Interviews were conducted by youth reporters from South Kern SolCoachella Unincorporatedand WeCed Youth Media

Tim Haydock (he/him/his)
After graduating with a Bachelor’s in Communication from Fresno Pacific University and a Master’s in Theology and Film from Fuller Theological Seminary, Tim returned to his hometown community in Fresno. He spent over 5 years teaching courses on media production and theory at Fresno State University and Fresno Pacific University and was the academic advisor for the Fresno Pacific University student newspaper.

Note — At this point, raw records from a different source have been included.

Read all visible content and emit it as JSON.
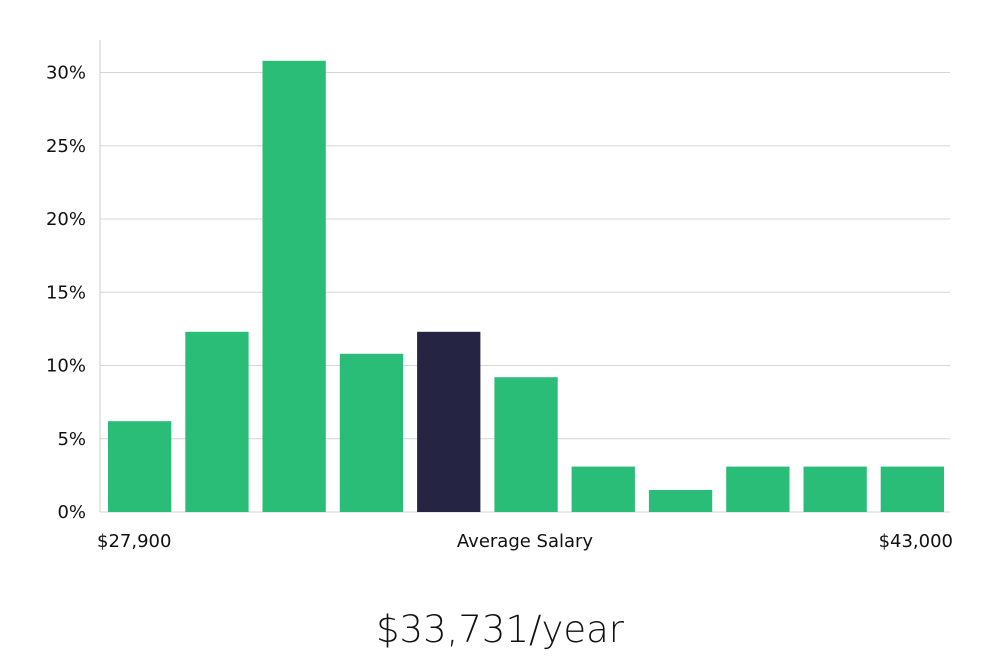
{
  "chart_data": {
    "type": "bar",
    "ylim": [
      0,
      32
    ],
    "y_ticks": [
      0,
      5,
      10,
      15,
      20,
      25,
      30
    ],
    "y_tick_labels": [
      "0%",
      "5%",
      "10%",
      "15%",
      "20%",
      "25%",
      "30%"
    ],
    "values": [
      6.2,
      12.3,
      30.8,
      10.8,
      12.3,
      9.2,
      3.1,
      1.5,
      3.1,
      3.1,
      3.1
    ],
    "highlight_index": 4,
    "x_labels": {
      "min": "$27,900",
      "center": "Average Salary",
      "max": "$43,000"
    },
    "grid": true,
    "colors": {
      "bar": "#2abd78",
      "highlight": "#262443",
      "grid": "#d6d6d6",
      "axis": "#cccccc"
    }
  },
  "salary_text": "$33,731/year"
}
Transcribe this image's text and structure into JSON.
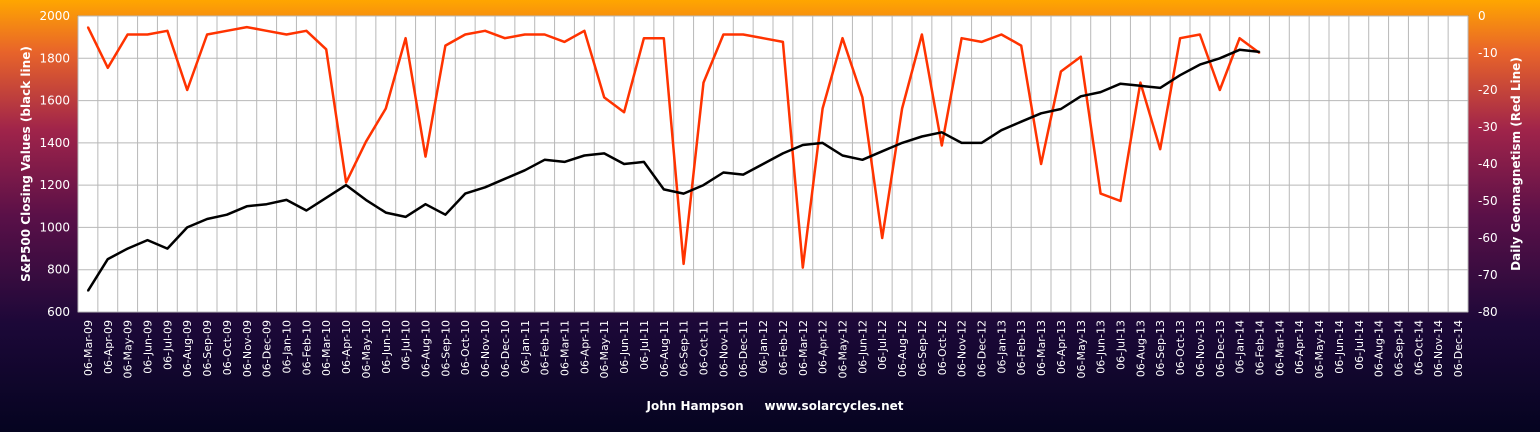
{
  "chart_data": {
    "type": "line",
    "title": "",
    "xlabel": "John Hampson     www.solarcycles.net",
    "ylabel": "S&P500 Closing Values (black line)",
    "y2label": "Daily Geomagnetism (Red Line)",
    "ylim": [
      600,
      2000
    ],
    "y_ticks": [
      600,
      800,
      1000,
      1200,
      1400,
      1600,
      1800,
      2000
    ],
    "y2lim": [
      -80,
      0
    ],
    "y2_ticks": [
      -80,
      -70,
      -60,
      -50,
      -40,
      -30,
      -20,
      -10,
      0
    ],
    "grid": true,
    "legend": "none",
    "x_categories": [
      "06-Mar-09",
      "06-Apr-09",
      "06-May-09",
      "06-Jun-09",
      "06-Jul-09",
      "06-Aug-09",
      "06-Sep-09",
      "06-Oct-09",
      "06-Nov-09",
      "06-Dec-09",
      "06-Jan-10",
      "06-Feb-10",
      "06-Mar-10",
      "06-Apr-10",
      "06-May-10",
      "06-Jun-10",
      "06-Jul-10",
      "06-Aug-10",
      "06-Sep-10",
      "06-Oct-10",
      "06-Nov-10",
      "06-Dec-10",
      "06-Jan-11",
      "06-Feb-11",
      "06-Mar-11",
      "06-Apr-11",
      "06-May-11",
      "06-Jun-11",
      "06-Jul-11",
      "06-Aug-11",
      "06-Sep-11",
      "06-Oct-11",
      "06-Nov-11",
      "06-Dec-11",
      "06-Jan-12",
      "06-Feb-12",
      "06-Mar-12",
      "06-Apr-12",
      "06-May-12",
      "06-Jun-12",
      "06-Jul-12",
      "06-Aug-12",
      "06-Sep-12",
      "06-Oct-12",
      "06-Nov-12",
      "06-Dec-12",
      "06-Jan-13",
      "06-Feb-13",
      "06-Mar-13",
      "06-Apr-13",
      "06-May-13",
      "06-Jun-13",
      "06-Jul-13",
      "06-Aug-13",
      "06-Sep-13",
      "06-Oct-13",
      "06-Nov-13",
      "06-Dec-13",
      "06-Jan-14",
      "06-Feb-14",
      "06-Mar-14",
      "06-Apr-14",
      "06-May-14",
      "06-Jun-14",
      "06-Jul-14",
      "06-Aug-14",
      "06-Sep-14",
      "06-Oct-14",
      "06-Nov-14",
      "06-Dec-14"
    ],
    "series": [
      {
        "axis": "left",
        "color": "#000000",
        "values": [
          700,
          850,
          900,
          940,
          900,
          1000,
          1040,
          1060,
          1100,
          1110,
          1130,
          1080,
          1140,
          1200,
          1130,
          1070,
          1050,
          1110,
          1060,
          1160,
          1190,
          1230,
          1270,
          1320,
          1310,
          1340,
          1350,
          1300,
          1310,
          1180,
          1160,
          1200,
          1260,
          1250,
          1300,
          1350,
          1390,
          1400,
          1340,
          1320,
          1360,
          1400,
          1430,
          1450,
          1400,
          1400,
          1460,
          1500,
          1540,
          1560,
          1620,
          1640,
          1680,
          1670,
          1660,
          1720,
          1770,
          1800,
          1840,
          1830
        ]
      },
      {
        "axis": "right",
        "color": "#ff3300",
        "values": [
          -3,
          -14,
          -5,
          -5,
          -4,
          -20,
          -5,
          -4,
          -3,
          -4,
          -5,
          -4,
          -9,
          -45,
          -34,
          -25,
          -6,
          -38,
          -8,
          -5,
          -4,
          -6,
          -5,
          -5,
          -7,
          -4,
          -22,
          -26,
          -6,
          -6,
          -67,
          -18,
          -5,
          -5,
          -6,
          -7,
          -68,
          -25,
          -6,
          -22,
          -60,
          -25,
          -5,
          -35,
          -6,
          -7,
          -5,
          -8,
          -40,
          -15,
          -11,
          -48,
          -50,
          -18,
          -36,
          -6,
          -5,
          -20,
          -6,
          -10
        ]
      }
    ]
  }
}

Tim joined his passions for storytelling, education and social justice in January, 2014 when he started running The kNOw Youth Media in Fresno. In May of 2016, Tim became Director of YouthWire, where he led four youth media programs across the state. In the two years Tim was director, YouthWire printed over 200,000 newspapers distributed in dailies across the state, sent reporters to the Republican and Democratic National Conventions, was featured in The San Francisco Chronicle, The Fresno Bee, KQED and The New York Times’ Race/Related newsletter, and led storytelling training for over 75 youth from at least 12 different communities in California.

Tim currently serves on the journalism advisory board for Fresno City College and was a New America CA 2017 Fellow, the first from the Central Valley.